Leaving Poltava..Onto Kiev

My hotel called a taxi who silently (the driver spoke no English) got me to the train station. There I chatted with a young family from Kharkiv, a large city to the east of Poltava on the border of Russia. They are Jewish, had studied in Israel and explained that there are now about 3,000 Jews in Poltava. Being that presently Poltava’s population is about 300,000, Jews now comprise about one percent …
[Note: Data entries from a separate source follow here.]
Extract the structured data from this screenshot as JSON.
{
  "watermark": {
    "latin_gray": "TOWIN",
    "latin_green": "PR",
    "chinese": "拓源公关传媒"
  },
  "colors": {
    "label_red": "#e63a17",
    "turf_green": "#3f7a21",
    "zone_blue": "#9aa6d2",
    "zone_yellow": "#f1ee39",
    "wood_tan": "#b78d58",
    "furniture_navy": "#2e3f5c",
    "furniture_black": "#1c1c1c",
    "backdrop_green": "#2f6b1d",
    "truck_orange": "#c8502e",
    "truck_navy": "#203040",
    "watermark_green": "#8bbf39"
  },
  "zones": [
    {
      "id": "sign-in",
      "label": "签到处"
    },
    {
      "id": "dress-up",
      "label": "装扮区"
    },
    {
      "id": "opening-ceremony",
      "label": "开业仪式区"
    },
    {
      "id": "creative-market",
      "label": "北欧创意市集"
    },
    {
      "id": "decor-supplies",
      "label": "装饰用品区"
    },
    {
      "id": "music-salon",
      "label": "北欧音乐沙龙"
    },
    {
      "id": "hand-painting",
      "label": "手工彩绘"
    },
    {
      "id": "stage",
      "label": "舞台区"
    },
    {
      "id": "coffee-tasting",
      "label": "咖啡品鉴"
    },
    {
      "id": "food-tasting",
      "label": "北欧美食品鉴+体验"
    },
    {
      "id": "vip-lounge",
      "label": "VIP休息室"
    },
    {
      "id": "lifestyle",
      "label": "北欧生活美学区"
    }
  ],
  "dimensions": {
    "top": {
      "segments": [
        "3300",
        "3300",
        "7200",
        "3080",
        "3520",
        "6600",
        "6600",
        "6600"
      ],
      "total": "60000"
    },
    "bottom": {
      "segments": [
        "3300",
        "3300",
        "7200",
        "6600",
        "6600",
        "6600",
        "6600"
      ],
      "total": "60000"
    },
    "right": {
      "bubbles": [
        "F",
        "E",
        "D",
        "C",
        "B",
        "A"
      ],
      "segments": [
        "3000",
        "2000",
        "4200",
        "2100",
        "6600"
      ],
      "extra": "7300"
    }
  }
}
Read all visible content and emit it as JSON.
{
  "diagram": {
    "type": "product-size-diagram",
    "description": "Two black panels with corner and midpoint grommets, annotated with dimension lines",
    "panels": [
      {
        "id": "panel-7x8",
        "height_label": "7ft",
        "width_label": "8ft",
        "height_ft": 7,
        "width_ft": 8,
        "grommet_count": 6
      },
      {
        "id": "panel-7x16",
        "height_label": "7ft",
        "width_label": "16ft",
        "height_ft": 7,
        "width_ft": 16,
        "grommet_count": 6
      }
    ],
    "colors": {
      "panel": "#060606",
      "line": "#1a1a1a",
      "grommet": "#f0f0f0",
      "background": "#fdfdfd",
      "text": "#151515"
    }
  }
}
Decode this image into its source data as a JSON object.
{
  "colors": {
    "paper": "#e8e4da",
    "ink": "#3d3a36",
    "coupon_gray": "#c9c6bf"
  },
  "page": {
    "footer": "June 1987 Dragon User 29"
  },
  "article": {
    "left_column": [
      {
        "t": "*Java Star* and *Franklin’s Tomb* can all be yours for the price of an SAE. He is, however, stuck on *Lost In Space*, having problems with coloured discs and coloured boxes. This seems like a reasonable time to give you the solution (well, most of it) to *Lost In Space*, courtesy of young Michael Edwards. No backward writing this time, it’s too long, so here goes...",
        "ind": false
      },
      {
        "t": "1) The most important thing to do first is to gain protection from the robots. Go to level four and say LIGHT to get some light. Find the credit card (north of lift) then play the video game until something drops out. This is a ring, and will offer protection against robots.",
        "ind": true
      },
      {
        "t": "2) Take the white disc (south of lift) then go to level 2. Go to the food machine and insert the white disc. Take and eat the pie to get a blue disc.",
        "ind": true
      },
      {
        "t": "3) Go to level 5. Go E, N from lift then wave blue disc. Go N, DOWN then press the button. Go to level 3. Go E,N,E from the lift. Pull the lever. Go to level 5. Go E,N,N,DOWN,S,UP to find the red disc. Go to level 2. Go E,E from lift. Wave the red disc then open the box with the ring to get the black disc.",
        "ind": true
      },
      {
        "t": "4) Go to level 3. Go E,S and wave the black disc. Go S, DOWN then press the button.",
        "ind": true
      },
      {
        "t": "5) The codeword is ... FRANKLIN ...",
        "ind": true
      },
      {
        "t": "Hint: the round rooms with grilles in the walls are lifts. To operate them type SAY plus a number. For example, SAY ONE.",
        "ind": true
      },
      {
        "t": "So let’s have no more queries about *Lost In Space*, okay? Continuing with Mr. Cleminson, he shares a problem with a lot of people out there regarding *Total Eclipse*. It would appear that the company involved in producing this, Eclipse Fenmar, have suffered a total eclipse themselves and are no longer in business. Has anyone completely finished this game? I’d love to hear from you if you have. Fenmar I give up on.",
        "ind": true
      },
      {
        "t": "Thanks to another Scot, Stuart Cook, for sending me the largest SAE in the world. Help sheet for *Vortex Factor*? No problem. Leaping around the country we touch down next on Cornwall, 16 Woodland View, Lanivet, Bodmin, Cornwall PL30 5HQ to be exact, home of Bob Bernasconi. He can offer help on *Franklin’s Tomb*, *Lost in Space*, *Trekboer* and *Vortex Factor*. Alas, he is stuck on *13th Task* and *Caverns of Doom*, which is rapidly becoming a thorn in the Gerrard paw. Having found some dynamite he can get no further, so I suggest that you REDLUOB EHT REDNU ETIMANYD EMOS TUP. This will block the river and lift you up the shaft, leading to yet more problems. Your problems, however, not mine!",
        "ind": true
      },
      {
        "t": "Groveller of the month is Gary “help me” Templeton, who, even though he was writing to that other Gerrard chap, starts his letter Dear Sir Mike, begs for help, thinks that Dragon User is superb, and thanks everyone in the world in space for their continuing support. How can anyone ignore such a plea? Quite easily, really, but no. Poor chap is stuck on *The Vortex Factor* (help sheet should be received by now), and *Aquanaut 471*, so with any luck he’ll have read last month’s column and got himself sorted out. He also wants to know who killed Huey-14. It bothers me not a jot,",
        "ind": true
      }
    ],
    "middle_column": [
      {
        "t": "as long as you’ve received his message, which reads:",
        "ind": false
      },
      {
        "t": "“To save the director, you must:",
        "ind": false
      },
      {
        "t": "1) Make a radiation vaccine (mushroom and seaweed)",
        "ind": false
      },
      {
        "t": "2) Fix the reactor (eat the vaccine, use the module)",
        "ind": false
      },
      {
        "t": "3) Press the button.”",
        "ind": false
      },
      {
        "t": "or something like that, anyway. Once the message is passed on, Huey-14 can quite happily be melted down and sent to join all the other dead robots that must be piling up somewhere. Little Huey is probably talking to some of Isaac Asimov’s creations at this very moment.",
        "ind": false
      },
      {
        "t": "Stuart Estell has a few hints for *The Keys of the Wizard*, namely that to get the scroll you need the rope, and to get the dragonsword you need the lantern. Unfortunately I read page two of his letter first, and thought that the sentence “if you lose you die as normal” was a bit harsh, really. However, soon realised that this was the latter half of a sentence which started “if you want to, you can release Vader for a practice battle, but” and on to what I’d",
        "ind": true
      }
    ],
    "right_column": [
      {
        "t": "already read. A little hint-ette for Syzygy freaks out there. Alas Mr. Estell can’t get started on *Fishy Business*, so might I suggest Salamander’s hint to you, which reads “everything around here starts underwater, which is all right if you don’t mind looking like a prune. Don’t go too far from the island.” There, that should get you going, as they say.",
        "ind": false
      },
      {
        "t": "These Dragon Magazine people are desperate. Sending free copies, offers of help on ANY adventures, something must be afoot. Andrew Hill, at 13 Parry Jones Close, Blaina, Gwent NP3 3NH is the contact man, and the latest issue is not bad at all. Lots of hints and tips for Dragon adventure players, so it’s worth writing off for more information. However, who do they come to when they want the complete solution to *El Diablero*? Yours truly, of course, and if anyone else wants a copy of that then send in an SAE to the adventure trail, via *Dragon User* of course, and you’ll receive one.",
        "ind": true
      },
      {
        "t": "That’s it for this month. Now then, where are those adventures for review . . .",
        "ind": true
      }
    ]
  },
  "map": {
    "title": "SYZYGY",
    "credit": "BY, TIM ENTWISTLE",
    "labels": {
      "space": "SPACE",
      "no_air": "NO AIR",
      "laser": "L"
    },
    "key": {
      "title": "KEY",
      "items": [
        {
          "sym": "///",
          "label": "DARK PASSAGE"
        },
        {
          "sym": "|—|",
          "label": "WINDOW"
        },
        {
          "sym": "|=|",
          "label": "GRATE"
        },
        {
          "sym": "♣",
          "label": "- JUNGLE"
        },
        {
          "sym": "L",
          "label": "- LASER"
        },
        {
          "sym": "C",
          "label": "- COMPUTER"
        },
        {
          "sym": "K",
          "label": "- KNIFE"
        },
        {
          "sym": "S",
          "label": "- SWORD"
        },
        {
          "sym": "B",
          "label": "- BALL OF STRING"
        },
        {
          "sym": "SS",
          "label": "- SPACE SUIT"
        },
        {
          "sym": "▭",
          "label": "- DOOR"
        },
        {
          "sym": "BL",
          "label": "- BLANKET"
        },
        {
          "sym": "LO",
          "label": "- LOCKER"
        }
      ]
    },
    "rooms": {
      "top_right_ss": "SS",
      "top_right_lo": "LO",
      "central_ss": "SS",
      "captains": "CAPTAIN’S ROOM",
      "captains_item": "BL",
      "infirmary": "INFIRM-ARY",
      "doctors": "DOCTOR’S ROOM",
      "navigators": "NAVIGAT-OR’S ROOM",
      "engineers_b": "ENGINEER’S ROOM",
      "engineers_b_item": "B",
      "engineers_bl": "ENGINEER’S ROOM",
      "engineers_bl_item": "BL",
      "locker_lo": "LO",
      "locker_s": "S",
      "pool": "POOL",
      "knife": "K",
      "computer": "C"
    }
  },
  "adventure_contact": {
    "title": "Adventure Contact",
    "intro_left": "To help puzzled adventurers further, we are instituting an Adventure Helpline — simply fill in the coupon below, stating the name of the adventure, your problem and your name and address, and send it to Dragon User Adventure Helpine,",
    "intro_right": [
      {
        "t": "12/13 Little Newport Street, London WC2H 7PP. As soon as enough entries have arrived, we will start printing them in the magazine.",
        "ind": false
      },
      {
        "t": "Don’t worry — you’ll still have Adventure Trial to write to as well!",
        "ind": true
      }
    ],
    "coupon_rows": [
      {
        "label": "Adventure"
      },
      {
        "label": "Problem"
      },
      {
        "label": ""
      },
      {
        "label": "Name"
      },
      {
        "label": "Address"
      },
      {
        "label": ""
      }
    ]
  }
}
The train, unlike my previous long ventures from Budapest to Iasi and from Odessa to Poltava was relatively fast. It was first class with nice seats – Russian soap operas were screened on the ceiling mounted TVs and there was a snack bar. Beer and vodka were actively imbibed, despite the morning hour. Upon arrival in Kiev as always I was accosted by a rip off taxi-driver. I attempted to take advantage of the situation by asking to use his cell phone in that mine had been unable to accommodate a Ukrainian chip. We called my hosts, Erik and Julia who then told me how to take the subway and a tram over towards their apartment. The taxi-driver got pissed that I wasn’t going to use his services and demanded payment for the use of his cell phone. I paid him a little over $1 and eventually he stopped fuming.

Suddenly I was thrust into a mega-city with a huge metro system. My eyes popped as I rode shown a steep escalator—I steadied myself by asking endless questions of any English speaker around to be sure I got on the right train. Next I was supposed to transfer to a tram…the one I was looking for didn’t seem to exist—soon I found out I was standing in the wrong area and was walked to a completely different end of the plaza. Eventually one came and I pronounced my destination as Russianly as possible. I got off in what looked like the middle of nowhere and looked for someone with a cell phone. I found an English speaking woman who called my hosts, after some Russian chatter, she then walked me over to a bench where Julia, a pretty Ukrainian young woman soon arrived. I followed her up the six flights of her apartment building wherein I met her 1 ½ year old daughter, Sophia and Erik, her husband who hails from the SF Bay area. Julia went off to teach Polish classes (she holds degrees in law and Polish) and Erik and Sophia showed me around Kiev. In the evening Julia caught up with us and I bought them dinner at a pizza parlor.

Erik has been an on and off expat for upwards of 20 years. The low cost of living and the abundance of beer seems to have grown on him. Having not spoken rapid conversational English in a while, he was unfamiliar with some of the terms and phrases I was using. We were both amused. He’d lived a rough and tumble existence as a drug dealer (pot, LSD, ecstasy) and a web designer (very acidy looking graphics) but since the birth of Sophia has focused on being a house husband (a rare profession in the Ukraine).

After about a half a glass of beer I grew sleepy (my standard response) and after countless bottles Erik became increasingly talkative. Witnessing my diminished energy to chime into the once animated patter, he and Julia suggested I go to bed. They live in a small apartment studio apartment – I slept on a bed that was on the other side of a divider wherein they and Sophia watched pirated TV downloads like True Blood and Desperate Housewives.